1941: General Aung San, known as the father of his country, founds the Burma Independence Army, which fights alongside Japan against Britain.
1947: General Aung San is assassinated.
1948: Myanmar becomes independent.
1962: General Ne Win leads a coup against the government, initiating the era of dictatorial rule by the military.
1988: With students leading the way, there are nationwide protests in favor of democracy (the “8888 People Power Uprising”); thousands are killed in a military crackdown. Aung San Suu Kyi (daughter of Aung San) organizes the National League for Democracy (NLD) and emerges as the leading symbol of reform.
1990: The NLD wins 82% of the seats in parliamentary elections. The military refuses to recognize the election results.
1991: Aung San Suu Kyi, by this time under house arrest, is named recipient of the Nobel Peace Prize.
2007: Buddhist monks lead protests (the “Saffron Revolution”), with tens of thousands of monks and citizens taking to the streets to demonstrate; the protests are repressed by military force.
2010: In November, Aung San Suu Kyi is released from house arrest.
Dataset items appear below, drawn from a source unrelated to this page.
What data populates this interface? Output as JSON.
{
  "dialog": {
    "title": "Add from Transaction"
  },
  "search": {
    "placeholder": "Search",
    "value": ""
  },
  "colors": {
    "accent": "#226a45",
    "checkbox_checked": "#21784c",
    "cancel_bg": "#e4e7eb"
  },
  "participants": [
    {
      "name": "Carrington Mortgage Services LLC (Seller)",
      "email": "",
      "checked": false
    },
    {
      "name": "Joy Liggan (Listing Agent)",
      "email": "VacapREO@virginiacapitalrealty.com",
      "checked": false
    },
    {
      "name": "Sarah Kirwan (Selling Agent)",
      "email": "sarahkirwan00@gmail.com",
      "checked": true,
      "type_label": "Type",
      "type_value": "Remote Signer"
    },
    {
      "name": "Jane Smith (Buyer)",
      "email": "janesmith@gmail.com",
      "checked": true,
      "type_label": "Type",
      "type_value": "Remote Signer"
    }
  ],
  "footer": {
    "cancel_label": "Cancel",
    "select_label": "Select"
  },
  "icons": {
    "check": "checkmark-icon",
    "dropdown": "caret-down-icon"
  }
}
2011: In January, the new constitution takes effect, the new parliament (boycotted by the NLD) convenes, and an end is declared to military rule. In February, the parliament elects Thein Sein as the first civilian president.
2012: By-elections are held for some seats in the parliament. The NLD wins 43 of the 46 seats contested. Aung San Suu Kyi is elected to parliament and makes a series of visits abroad. Western countries begin to suspend or lift some economic sanctions on Myanmar.